World championship leader Marc Marquez has been given a penalty point for a clash with Honda team-mate Dani Pedrosa in last month's Aragon Grand Prix.

The 20-year-old, who leads by 39 points with four races left, clipped Pedrosa and caused his bike to flip over.

Marquez has now accrued three penalty points, only one away from being put at the back of the grid for the next race.

Honda were docked the 25 points won in Aragon and are now only a point ahead of Yamaha in the constructors' series.

Pedrosa, 28, who finished second in the championship last season, was incensed by the incident, and accused Marquez of being too aggressive in his riding.

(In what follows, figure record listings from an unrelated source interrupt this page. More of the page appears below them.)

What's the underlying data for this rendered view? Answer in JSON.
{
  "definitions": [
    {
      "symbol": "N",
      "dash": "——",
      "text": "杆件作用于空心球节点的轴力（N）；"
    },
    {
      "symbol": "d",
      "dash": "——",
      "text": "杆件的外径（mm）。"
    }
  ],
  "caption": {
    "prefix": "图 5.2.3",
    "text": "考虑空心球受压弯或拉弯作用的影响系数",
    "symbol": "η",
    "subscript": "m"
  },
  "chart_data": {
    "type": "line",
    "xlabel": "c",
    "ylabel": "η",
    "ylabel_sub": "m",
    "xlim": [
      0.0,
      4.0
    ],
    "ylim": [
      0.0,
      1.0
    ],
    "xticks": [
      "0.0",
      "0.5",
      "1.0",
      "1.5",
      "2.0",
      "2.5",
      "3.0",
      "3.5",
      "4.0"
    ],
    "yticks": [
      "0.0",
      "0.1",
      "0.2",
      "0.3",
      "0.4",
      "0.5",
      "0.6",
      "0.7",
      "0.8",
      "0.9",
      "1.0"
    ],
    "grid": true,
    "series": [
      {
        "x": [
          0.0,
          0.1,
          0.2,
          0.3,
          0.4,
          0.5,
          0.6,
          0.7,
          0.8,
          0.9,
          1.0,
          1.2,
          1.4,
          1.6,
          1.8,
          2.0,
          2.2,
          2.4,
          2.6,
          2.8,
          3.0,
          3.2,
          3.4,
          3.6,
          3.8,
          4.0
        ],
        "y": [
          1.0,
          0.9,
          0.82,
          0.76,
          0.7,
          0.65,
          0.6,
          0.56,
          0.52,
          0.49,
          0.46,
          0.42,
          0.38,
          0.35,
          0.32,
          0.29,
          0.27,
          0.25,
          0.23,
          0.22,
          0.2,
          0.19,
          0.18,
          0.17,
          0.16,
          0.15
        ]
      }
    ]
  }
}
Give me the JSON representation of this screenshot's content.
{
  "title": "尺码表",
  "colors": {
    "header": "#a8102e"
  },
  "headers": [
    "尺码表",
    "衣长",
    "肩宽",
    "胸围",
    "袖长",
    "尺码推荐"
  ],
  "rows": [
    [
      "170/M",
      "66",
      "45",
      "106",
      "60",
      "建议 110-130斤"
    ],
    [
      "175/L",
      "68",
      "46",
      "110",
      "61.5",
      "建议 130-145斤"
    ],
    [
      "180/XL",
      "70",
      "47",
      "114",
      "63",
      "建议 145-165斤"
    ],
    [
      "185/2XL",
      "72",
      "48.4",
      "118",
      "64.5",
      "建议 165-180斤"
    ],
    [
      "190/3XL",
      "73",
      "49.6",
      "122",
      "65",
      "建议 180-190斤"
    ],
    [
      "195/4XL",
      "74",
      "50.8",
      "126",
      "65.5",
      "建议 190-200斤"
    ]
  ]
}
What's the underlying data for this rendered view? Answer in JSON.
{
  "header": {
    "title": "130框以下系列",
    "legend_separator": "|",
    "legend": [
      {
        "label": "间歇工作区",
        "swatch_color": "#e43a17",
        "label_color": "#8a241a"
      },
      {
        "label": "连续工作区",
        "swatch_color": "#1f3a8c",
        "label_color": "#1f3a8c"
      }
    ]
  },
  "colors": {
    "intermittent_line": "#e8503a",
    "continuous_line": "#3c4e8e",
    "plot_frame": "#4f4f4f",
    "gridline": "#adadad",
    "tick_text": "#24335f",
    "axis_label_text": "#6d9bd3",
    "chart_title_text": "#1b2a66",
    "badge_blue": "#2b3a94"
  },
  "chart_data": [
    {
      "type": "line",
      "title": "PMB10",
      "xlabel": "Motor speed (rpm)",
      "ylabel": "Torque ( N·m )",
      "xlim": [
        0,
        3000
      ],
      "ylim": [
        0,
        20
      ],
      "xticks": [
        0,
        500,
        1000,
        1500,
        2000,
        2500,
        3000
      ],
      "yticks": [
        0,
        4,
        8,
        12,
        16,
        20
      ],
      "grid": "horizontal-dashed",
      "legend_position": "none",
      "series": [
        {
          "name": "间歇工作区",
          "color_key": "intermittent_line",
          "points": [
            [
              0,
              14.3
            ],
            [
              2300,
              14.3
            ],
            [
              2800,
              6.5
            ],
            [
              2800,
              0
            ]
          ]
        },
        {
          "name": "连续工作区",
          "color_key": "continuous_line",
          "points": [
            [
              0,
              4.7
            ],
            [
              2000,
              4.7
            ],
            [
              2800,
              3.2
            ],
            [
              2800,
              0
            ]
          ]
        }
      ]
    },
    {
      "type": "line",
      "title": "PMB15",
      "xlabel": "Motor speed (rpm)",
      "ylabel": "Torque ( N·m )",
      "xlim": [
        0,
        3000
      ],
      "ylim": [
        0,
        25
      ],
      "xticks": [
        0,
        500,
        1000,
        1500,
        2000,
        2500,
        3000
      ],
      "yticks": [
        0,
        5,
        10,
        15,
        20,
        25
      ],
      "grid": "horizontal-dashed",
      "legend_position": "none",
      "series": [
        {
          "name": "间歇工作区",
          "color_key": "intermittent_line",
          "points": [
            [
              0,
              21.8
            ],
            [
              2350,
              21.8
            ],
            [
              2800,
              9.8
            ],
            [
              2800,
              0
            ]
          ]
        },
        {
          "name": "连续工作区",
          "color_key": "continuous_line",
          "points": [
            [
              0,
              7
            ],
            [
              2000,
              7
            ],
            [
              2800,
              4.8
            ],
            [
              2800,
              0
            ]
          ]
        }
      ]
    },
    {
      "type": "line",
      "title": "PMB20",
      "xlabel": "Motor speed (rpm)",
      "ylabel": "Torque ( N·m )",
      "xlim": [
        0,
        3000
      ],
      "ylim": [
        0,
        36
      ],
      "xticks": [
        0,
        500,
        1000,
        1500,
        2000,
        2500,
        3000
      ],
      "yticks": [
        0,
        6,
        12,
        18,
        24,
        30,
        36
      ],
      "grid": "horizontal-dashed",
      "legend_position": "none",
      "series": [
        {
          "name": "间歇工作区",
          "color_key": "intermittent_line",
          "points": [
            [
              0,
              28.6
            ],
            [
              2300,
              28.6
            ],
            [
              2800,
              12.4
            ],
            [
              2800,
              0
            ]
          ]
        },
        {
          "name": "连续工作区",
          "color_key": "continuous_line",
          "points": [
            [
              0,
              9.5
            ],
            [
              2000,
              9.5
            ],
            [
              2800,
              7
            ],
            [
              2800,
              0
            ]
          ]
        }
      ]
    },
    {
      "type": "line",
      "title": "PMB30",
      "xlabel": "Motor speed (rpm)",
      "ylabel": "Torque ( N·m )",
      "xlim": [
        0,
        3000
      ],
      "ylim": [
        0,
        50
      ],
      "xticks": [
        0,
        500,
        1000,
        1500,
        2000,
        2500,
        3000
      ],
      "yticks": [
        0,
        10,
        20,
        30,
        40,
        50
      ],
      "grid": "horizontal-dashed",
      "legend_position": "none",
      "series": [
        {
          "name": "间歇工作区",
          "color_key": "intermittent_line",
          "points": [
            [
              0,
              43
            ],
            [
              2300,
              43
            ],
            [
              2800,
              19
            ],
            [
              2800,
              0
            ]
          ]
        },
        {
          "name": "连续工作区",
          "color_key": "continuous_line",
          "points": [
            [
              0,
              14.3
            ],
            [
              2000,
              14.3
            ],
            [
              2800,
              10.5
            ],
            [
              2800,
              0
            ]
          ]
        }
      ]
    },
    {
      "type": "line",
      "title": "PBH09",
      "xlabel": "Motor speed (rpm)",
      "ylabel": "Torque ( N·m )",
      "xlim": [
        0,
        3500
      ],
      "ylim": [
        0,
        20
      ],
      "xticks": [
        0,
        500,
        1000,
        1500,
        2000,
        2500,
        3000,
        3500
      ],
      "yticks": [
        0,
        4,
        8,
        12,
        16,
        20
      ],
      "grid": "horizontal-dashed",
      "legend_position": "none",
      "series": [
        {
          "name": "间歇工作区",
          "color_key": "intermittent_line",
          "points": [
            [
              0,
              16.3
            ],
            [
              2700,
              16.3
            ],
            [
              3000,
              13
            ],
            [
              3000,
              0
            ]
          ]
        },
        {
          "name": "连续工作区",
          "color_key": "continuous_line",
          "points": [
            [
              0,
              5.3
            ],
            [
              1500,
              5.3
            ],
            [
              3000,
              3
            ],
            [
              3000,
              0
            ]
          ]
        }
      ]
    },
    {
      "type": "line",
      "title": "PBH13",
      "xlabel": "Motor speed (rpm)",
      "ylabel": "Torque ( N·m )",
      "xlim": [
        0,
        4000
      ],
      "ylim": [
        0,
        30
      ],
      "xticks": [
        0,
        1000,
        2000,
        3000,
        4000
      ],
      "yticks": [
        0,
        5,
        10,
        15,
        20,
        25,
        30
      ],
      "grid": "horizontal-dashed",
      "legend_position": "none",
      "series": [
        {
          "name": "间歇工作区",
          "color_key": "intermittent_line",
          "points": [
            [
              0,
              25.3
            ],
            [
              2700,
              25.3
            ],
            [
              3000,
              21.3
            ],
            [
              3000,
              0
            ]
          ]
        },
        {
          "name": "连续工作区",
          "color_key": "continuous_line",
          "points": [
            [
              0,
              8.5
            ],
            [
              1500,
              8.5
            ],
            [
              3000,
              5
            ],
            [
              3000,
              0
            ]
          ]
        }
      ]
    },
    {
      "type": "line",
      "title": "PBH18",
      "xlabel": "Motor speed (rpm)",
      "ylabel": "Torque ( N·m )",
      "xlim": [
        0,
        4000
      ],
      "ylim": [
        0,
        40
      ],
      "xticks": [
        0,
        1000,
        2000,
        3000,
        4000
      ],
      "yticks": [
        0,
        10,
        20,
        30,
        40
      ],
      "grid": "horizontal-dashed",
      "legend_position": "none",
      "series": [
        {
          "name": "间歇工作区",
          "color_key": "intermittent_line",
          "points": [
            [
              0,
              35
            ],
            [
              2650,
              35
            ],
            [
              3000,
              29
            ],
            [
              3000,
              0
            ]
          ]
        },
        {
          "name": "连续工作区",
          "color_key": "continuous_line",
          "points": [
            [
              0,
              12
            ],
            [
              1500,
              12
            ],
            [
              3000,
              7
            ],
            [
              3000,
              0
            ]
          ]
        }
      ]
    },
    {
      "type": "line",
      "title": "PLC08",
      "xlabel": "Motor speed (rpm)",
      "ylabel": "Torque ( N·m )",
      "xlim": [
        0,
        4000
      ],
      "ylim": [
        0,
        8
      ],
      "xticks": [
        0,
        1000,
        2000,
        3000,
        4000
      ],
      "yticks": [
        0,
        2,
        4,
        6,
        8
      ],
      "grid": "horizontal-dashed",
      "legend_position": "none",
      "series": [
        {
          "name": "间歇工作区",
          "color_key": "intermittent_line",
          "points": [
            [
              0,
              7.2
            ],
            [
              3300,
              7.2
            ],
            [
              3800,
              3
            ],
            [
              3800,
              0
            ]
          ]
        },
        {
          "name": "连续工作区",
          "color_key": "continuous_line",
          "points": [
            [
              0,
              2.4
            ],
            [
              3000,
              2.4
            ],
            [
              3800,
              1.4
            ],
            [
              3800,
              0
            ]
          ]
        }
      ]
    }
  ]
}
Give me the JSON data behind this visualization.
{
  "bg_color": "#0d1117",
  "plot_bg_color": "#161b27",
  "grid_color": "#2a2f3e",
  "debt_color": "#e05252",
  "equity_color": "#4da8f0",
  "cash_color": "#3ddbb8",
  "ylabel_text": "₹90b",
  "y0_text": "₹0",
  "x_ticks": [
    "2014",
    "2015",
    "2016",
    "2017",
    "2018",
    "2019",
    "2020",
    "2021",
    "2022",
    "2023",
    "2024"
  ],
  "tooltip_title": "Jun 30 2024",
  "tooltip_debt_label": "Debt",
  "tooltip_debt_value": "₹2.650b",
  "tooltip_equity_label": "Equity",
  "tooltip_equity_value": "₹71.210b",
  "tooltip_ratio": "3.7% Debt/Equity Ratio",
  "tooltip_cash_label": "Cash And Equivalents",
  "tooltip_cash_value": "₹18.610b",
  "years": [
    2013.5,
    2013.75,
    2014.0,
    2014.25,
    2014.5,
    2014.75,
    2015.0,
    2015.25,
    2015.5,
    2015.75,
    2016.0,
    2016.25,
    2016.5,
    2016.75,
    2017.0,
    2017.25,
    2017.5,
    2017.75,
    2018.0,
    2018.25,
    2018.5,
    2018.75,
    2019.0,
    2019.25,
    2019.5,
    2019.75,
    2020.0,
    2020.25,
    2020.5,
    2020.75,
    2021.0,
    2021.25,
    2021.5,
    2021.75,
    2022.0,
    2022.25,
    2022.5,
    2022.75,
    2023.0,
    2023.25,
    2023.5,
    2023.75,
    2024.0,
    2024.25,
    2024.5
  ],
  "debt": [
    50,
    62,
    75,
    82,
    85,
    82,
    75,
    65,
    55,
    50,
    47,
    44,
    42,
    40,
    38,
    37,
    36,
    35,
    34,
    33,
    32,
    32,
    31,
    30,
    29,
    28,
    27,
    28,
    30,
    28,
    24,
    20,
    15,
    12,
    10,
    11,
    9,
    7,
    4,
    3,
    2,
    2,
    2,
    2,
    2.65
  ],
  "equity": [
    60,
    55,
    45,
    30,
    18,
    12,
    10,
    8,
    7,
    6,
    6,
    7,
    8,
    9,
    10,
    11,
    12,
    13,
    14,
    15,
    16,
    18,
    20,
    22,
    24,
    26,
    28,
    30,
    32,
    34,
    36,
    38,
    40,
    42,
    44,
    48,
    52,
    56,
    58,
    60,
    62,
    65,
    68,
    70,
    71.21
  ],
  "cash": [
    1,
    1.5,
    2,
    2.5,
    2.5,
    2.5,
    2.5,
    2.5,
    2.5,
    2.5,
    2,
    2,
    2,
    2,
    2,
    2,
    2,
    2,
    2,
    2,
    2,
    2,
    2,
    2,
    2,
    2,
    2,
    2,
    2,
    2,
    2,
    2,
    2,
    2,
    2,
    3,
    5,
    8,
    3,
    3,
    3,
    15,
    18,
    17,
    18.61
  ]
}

"I would like to know where is the limit in racing because I also can ride aggressively and over the limit," he told BBC Sport after the Aragon race.

Under new rules introduced this season, MotoGP hands out penalty points for on-track transgressions, and in addition to the back of the grid, seven points means a start from pit-lane, while 10 incurs a ban from the next race.

MotoGP analysed the Aragon crash at a race cirection hearing at Malaysia's Sepang circuit on Thursday with Marquez, Pedrosa and Honda team members present.

"A touch from [Marquez's] left arm broke the rear wheel speed sensor cable on the back of Pedrosa's bike, resulting in a loss of his traction control for the latter which saw him crashing out of the race," it said on its website.

Race Director Mike Webb added: "We are sending a message to Marc, we understand that he is an extremely talented rider but he is also intelligent enough to understand that there has to be some margin for error - especially, as we have seen a number of times this year, under braking when the rider behind has the responsibility of not getting too close to the rider in front who is riding his own lines.

"We have had an incident in which Marc has been very close to another rider - close enough to make contact - when coming from behind under braking. For us, that is a signal [even though the contact itself was quite minor] to make a formal warning by way of a penalty point to Marc to say he has to take more care."

Spanish rookie Marquez, who leads the championship from reigning champion Jorge Lorenzo, previously incurred two penalty points when deemed to have ignored yellow flags from another rider's crash during the warm-up at Silverstone last month.